Mr. Justice Walling,

This appeal involves the construction of certain provisions in the last will of the late Morris S. Wickersham, of Philadelphia, who died in September, 1883. By the will testator’s entire estate, aside from some specific bequests, is given to his executors in trust, for certain declared purposes; among others, it states: “Fourth. To pay my Daughter, Ive, during the term of her natural life the sum of Eighty-three Dollars and thirty-three cents on the first day of each and every month, and upon her death leaving issue surviving her then I direct that the said Eighty-three Dollars and thirty-three cents shall be paid monthly and in such amounts to such of her children as she may direct and appoint by her last will and testament or any writing in the nature of a last Will and Testament. In default of said appointment I direct that the said sum of Eighty-three Dollars and thirty-three cents shall be paid to her children share and share alike monthly during the term of their natural life. In case of the death of my daughter Ive without issue her surviving then I give *124devise and bequeath the said sum of Eighty-three Dollars and thirty-three cents to -my hereinafter mentioned executors in Trust for the uses and purposes following..

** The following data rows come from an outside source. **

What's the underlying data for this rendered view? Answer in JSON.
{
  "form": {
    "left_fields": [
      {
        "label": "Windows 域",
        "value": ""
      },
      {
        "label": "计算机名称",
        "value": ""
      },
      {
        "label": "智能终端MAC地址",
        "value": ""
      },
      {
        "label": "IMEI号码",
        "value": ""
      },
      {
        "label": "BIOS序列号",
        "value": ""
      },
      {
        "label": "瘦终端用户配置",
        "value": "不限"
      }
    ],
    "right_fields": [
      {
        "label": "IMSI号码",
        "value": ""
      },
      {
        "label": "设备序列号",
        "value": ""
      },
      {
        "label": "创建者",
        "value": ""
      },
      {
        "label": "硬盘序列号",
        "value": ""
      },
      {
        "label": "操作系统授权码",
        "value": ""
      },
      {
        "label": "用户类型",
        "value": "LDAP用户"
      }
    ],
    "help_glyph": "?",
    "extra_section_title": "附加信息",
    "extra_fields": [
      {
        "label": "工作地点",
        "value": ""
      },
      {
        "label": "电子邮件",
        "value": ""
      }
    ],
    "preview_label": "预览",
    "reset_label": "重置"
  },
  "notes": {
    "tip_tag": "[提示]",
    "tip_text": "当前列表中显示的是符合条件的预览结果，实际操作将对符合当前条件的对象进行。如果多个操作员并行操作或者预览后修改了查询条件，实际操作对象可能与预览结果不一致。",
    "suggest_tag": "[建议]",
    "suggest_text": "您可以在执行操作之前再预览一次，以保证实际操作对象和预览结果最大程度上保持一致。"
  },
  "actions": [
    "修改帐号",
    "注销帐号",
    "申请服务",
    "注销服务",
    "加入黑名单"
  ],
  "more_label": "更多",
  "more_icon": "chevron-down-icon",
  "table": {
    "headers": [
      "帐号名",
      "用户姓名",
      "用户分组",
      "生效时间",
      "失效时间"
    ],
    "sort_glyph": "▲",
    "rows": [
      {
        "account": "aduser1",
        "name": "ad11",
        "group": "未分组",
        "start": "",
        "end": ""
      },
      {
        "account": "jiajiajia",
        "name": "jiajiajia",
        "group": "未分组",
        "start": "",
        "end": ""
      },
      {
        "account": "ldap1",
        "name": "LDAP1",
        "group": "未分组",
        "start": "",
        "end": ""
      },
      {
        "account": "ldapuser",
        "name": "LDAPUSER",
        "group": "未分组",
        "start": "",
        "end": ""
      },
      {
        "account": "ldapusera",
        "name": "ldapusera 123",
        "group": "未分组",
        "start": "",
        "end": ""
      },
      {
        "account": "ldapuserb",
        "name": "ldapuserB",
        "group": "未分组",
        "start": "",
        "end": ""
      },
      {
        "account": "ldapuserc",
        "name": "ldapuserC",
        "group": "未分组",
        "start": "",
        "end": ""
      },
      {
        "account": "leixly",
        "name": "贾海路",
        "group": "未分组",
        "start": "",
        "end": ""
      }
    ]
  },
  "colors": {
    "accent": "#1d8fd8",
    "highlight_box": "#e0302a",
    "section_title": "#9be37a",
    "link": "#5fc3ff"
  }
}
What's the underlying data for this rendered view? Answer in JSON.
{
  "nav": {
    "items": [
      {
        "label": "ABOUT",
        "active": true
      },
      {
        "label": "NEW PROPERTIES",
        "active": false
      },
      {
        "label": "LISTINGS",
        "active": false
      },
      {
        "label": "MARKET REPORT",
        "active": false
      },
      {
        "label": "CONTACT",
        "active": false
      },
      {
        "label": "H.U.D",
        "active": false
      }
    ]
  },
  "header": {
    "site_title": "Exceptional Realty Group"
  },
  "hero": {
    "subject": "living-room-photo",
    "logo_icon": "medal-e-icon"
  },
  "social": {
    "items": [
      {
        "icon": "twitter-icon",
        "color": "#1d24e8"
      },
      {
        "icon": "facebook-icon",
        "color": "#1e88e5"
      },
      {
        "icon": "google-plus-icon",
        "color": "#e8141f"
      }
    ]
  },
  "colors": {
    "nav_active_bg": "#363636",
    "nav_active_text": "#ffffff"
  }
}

“Fifth. To pay all the income of my said residuary estate to my daughter Mary during her natural life and upon her death leaving children or grandchildren her surviving then I direct that the said income from my residuary Estate be paid to such of her children or grandchildren and in such proportions as she may direct and appoint by her last Will and Testament or any writing in the nature of a last Will and Testament. In default of such appointment I direct that the said income from my residuary Estate be paid to her children or grandchildren share and share alike during the term of their natural life. The Grandchildren to take but the share that their parent would be entitled to if living. In the event of the decease of my Daughter Mary without children or Grandchildren her surviving then I give and bequeath the whole of the income from my residuary Estate to my Executors hereinafter named, In Trust for the uses and purposes hereinafter set forth.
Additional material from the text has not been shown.